Beim Stadtnachbarn Kurhaus wusste man nach Abschluss der Spiele nicht so recht wie der vierte Platz einzuordnen ist. Ihr Ziel war es bekanntlich oben mitzuspielen. Von einem möglichen Titelgewinn wurde nicht gesprochen. Sie hatten nach den Erfahrungen der letzten Jahren ein bisschen tief gestapelt. Es war auf jeden Fall mehr drin gewesen. Die Niederlagen gegen Krefeld und auch Mannheim schmerzten besonders. Aber durch die Verpflichtung von Struff und Pütz wurden Signale ausgesendet, dass man sich künftig wieder mehr zutraut. Der vierte Platz kann als Sprungbrett und Motivation für einen neuen Anlauf zum möglicherweise nächsten Deutschen Meistertitel verstanden werden. Es wäre der sechste!

Alexander Legsding (Teammanager): "Wir sind mit dem Saisonverlauf nicht 100-prozentig zufrieden. Es gab vier Siege (über Köln, Weinheim, Düsseldorf und Gladbach), drei Unentschieden (München, Paderborn und BW Aachen) sowie zwei Niederlagen gegen Krefeld und Mannheim. Die Verpflichtung der deutschen Davis Cup-Spieler Jan-Lenard Struff und Tim Pütz war ein Glücksfall für uns, denn sie wurden vom Publikum sehr interessiert angenommen.
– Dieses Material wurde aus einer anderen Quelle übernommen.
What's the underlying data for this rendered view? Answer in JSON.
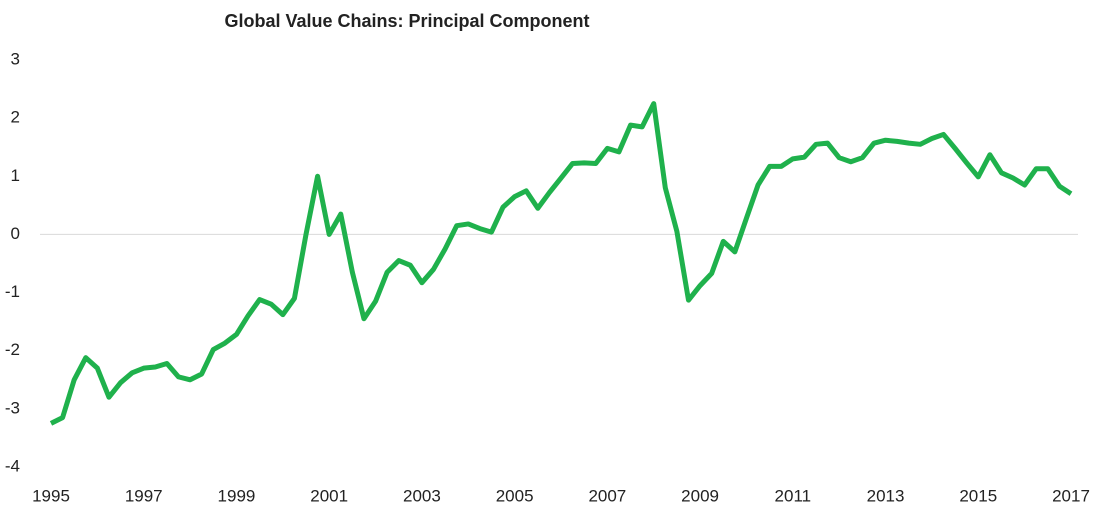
{
  "chart_data": {
    "type": "line",
    "title": "Global Value Chains: Principal Component",
    "x": [
      1995,
      1995.25,
      1995.5,
      1995.75,
      1996,
      1996.25,
      1996.5,
      1996.75,
      1997,
      1997.25,
      1997.5,
      1997.75,
      1998,
      1998.25,
      1998.5,
      1998.75,
      1999,
      1999.25,
      1999.5,
      1999.75,
      2000,
      2000.25,
      2000.5,
      2000.75,
      2001,
      2001.25,
      2001.5,
      2001.75,
      2002,
      2002.25,
      2002.5,
      2002.75,
      2003,
      2003.25,
      2003.5,
      2003.75,
      2004,
      2004.25,
      2004.5,
      2004.75,
      2005,
      2005.25,
      2005.5,
      2005.75,
      2006,
      2006.25,
      2006.5,
      2006.75,
      2007,
      2007.25,
      2007.5,
      2007.75,
      2008,
      2008.25,
      2008.5,
      2008.75,
      2009,
      2009.25,
      2009.5,
      2009.75,
      2010,
      2010.25,
      2010.5,
      2010.75,
      2011,
      2011.25,
      2011.5,
      2011.75,
      2012,
      2012.25,
      2012.5,
      2012.75,
      2013,
      2013.25,
      2013.5,
      2013.75,
      2014,
      2014.25,
      2014.5,
      2014.75,
      2015,
      2015.25,
      2015.5,
      2015.75,
      2016,
      2016.25,
      2016.5,
      2016.75,
      2017
    ],
    "series": [
      {
        "color": "#1fb14c",
        "values": [
          -3.25,
          -3.15,
          -2.5,
          -2.12,
          -2.3,
          -2.8,
          -2.55,
          -2.38,
          -2.3,
          -2.28,
          -2.22,
          -2.45,
          -2.5,
          -2.4,
          -1.98,
          -1.87,
          -1.72,
          -1.4,
          -1.12,
          -1.2,
          -1.38,
          -1.1,
          0.0,
          1.0,
          0.0,
          0.35,
          -0.65,
          -1.45,
          -1.15,
          -0.65,
          -0.45,
          -0.53,
          -0.83,
          -0.6,
          -0.25,
          0.15,
          0.18,
          0.1,
          0.04,
          0.47,
          0.65,
          0.75,
          0.45,
          0.72,
          0.97,
          1.22,
          1.23,
          1.22,
          1.48,
          1.42,
          1.88,
          1.85,
          2.25,
          0.8,
          0.05,
          -1.13,
          -0.88,
          -0.67,
          -0.12,
          -0.3,
          0.28,
          0.85,
          1.17,
          1.17,
          1.3,
          1.33,
          1.55,
          1.57,
          1.32,
          1.25,
          1.32,
          1.57,
          1.62,
          1.6,
          1.57,
          1.55,
          1.65,
          1.72,
          1.48,
          1.23,
          0.99,
          1.37,
          1.06,
          0.97,
          0.85,
          1.13,
          1.13,
          0.83,
          0.7
        ]
      }
    ],
    "xlim": [
      1995,
      2017
    ],
    "xticks": [
      1995,
      1997,
      1999,
      2001,
      2003,
      2005,
      2007,
      2009,
      2011,
      2013,
      2015,
      2017
    ],
    "ylim": [
      -4,
      3
    ],
    "yticks": [
      -4,
      -3,
      -2,
      -1,
      0,
      1,
      2,
      3
    ]
  }
}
Auch die weiteren Zugänge wie Carlos Taberner und Filippo Baldi stimmen uns hoffnungsvoll für die Zukunft. Es gab jedoch einige Spieler, die verletzungs- und krankheitsbedingt gar nicht zum Einsatz kamen. Trotz sorgfältiger Saisonplanung lässt sich nicht alles vorhersehen. Immerhin hatten wir nach dem sechsten Spieltag die Möglichkeit, ins Rennen um die Deutsche Meisterschaft einzugreifen, was vorher nicht unbedingt geplant war. In den letzten drei Spieltagen lief es nicht dann mehr so rund. So ist nunmal der Sport. Mit den Zuschauerzahlen sind wir zufrieden, denn es gab gegenüber dem Vorjahr eine deutliche Steigerung. Selbst am verregneten Spieltag gegen Gladbach fanden viele Zuschauer den Weg in die Tennishalle. Wir gratulieren GW Mannheim zur erneuten Meisterschaft!"